Remeto ao post anterior, sobre a série destes mesmos dois autores Sleeper para algumas informações mais circunstanciais no que diz respeito ao trânsito e progresso de Brubaker, mas também de Phillips.
Criminal é uma outra série que, pertencendo à Marvel, o pertence a uma subsidiária, a Icon, que apresenta, através da possibilidade dos autores serem os detentores dos seus direitos, trabalhos ligeiramente mais autorais e sem obrigatoriedades para com políticas internas dos “universos” da companhia. Brubaker e Phillips optaram pela assunção de uma série cujos “volumes”, “arcos” ou “estações” (para mimar as estruturas de séries televisivas) se centram nesta ou naquela personagem, mas em que todas elas pertencem a uma rede maior, ainda que ténue, de relacionamentos. A fórmula dessas uniões, desses elos, é feita através de referências que transitam de livro para livro: uma personagem que se cita num dos episódios ocupará o lugar central num outro, um mesmo espaço de cruzamento torna-se o centro nevrálgico das ocupações das personagens (o bar “Undertow”, um magnífico trocadilho – Undertown, baixa, perde o n para se tornar a ressaca ou contracorrente que puxa para o interior do mar os mais desprevenidos). O género, mais uma vez, sem quaisquer excusas para com a crescente derrocada desejada pelo pós-modernismo desses mesmos géneros, é o “policial”. Na verdade, muito mais do que Sleeper (que ainda vivia sob o signo dos super-heróis, tanto quanto, se bem que não de modo tão directo, Powers, de M. B. Bendis e M. A. Oeming), Criminal retorna ao que parecia os primeiros ensaios de escrita em banda desenhada de Brubaker, mergulhando de caras em todo o manancial de chavões esperados, situações e crises típicas do mesmo género para dele emergir incólume e com uma obra não apenas verosímil, como louvável e forte. Isto é, quase poderíamos quebrar toda a intriga e até mesmo a caracterização destas personagens em módulos e, depois, examinando-os e/ou recombinando-os, identificá-los com elementos idênticos que foram empregues no mesmo género ao longo dos anos nas mais diversas linguagens (literárias, cinematográficas, televisivas, etc.). Não obstante, isso não invalida a obra em si, não se trata de repetições, epigonismos, ou pior, algo entendido como “falta de originalidade” (seja o que isso for): trata-se antes de um profundo conhecimento das peças necessárias à edificação de um policial para, a partir dele, permitir-nos aceder a algo de humanamente identificável: as pessoas.

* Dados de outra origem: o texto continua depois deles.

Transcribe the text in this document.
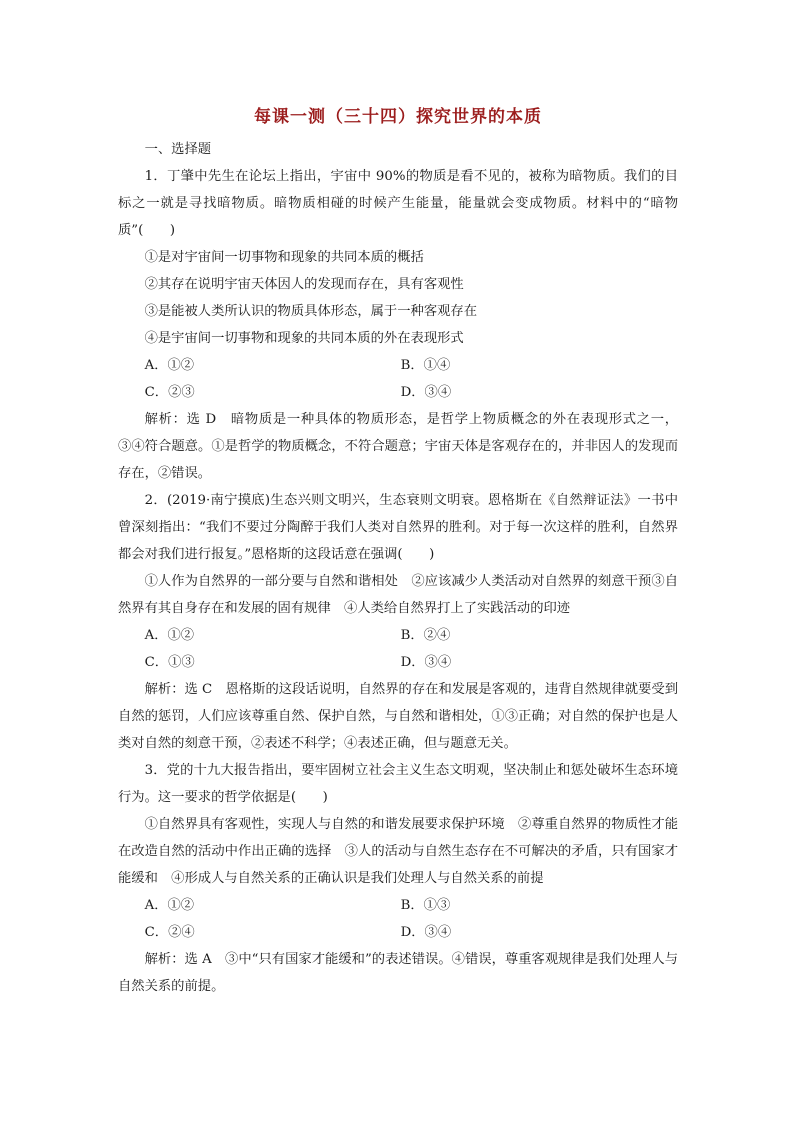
每课一测（三十四）探究世界的本质

一、选择题

1．丁肇中先生在论坛上指出，宇宙中 90%的物质是看不见的，被称为暗物质。我们的目标之一就是寻找暗物质。暗物质相碰的时候产生能量，能量就会变成物质。材料中的“暗物质”(　　)

①是对宇宙间一切事物和现象的共同本质的概括

②其存在说明宇宙天体因人的发现而存在，具有客观性

③是能被人类所认识的物质具体形态，属于一种客观存在

④是宇宙间一切事物和现象的共同本质的外在表现形式

A．①②	B．①④
C．②③	D．③④

解析：选 D　暗物质是一种具体的物质形态，是哲学上物质概念的外在表现形式之一，③④符合题意。①是哲学的物质概念，不符合题意；宇宙天体是客观存在的，并非因人的发现而存在，②错误。

2．(2019·南宁摸底)生态兴则文明兴，生态衰则文明衰。恩格斯在《自然辩证法》一书中曾深刻指出：“我们不要过分陶醉于我们人类对自然界的胜利。对于每一次这样的胜利，自然界都会对我们进行报复。”恩格斯的这段话意在强调(　　)

①人作为自然界的一部分要与自然和谐相处　②应该减少人类活动对自然界的刻意干预③自然界有其自身存在和发展的固有规律　④人类给自然界打上了实践活动的印迹

A．①②	B．②④
C．①③	D．③④

解析：选 C　恩格斯的这段话说明，自然界的存在和发展是客观的，违背自然规律就要受到自然的惩罚，人们应该尊重自然、保护自然，与自然和谐相处，①③正确；对自然的保护也是人类对自然的刻意干预，②表述不科学；④表述正确，但与题意无关。

3．党的十九大报告指出，要牢固树立社会主义生态文明观，坚决制止和惩处破坏生态环境行为。这一要求的哲学依据是(　　)

①自然界具有客观性，实现人与自然的和谐发展要求保护环境　②尊重自然界的物质性才能在改造自然的活动中作出正确的选择　③人的活动与自然生态存在不可解决的矛盾，只有国家才能缓和　④形成人与自然关系的正确认识是我们处理人与自然关系的前提

A．①②	B．①③
C．②④	D．③④

解析：选 A　③中“只有国家才能缓和”的表述错误。④错误，尊重客观规律是我们处理人与自然关系的前提。
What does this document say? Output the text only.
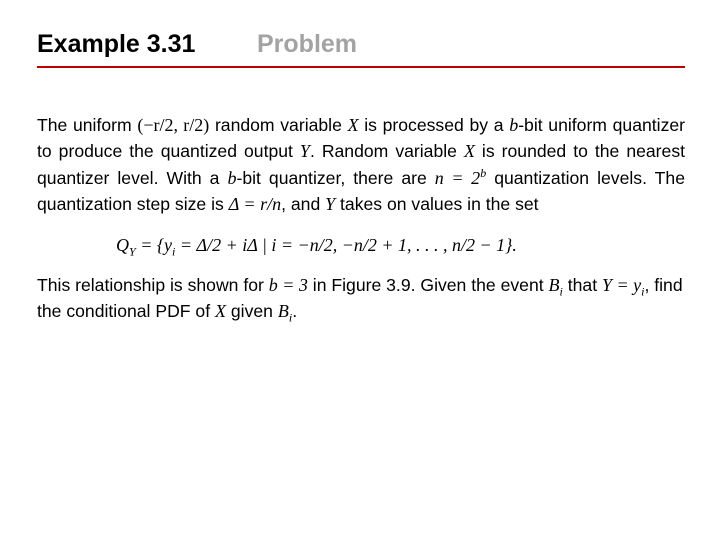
Example 3.31 Problem

The uniform (−r/2, r/2) random variable X is processed by a b-bit uniform quantizer to produce the quantized output Y. Random variable X is rounded to the nearest quantizer level. With a b-bit quantizer, there are $n = 2^b$ quantization levels. The quantization step size is Δ = r/n, and Y takes on values in the set

$Q_Y = \{y_i = \Delta/2 + i\Delta$ | i = −n/2, −n/2 + 1, . . . , n/2 − 1}.

This relationship is shown for b = 3 in Figure 3.9. Given the event $B_i$ that $Y = y_i$, find the conditional PDF of X given $B_i$.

Pode-se dizer que Criminal faz um retrato das famílias do crime da cidade retratada (sem nome), e é exactamente as relações familiares que estão no centro dos dois episódios, Coward e Lawless. A família, aqui, deve ser entendida aquela que é unida pelo sangue, sem dúvida, mas de dois modos: o que transita de pai para filho, que é partilhado entre irmãos, mas também aquele que é derramado entre amigos e companheiros na sua actividade. Despojados de quaisquer poderes sobrenaturais ou de um escopo de acção monumental, todas estas personagens movem-se num prisma relativamente apertado, senão mesmo claustrofóbico, em que cada acção parece expressar o desejo de dele escaparem.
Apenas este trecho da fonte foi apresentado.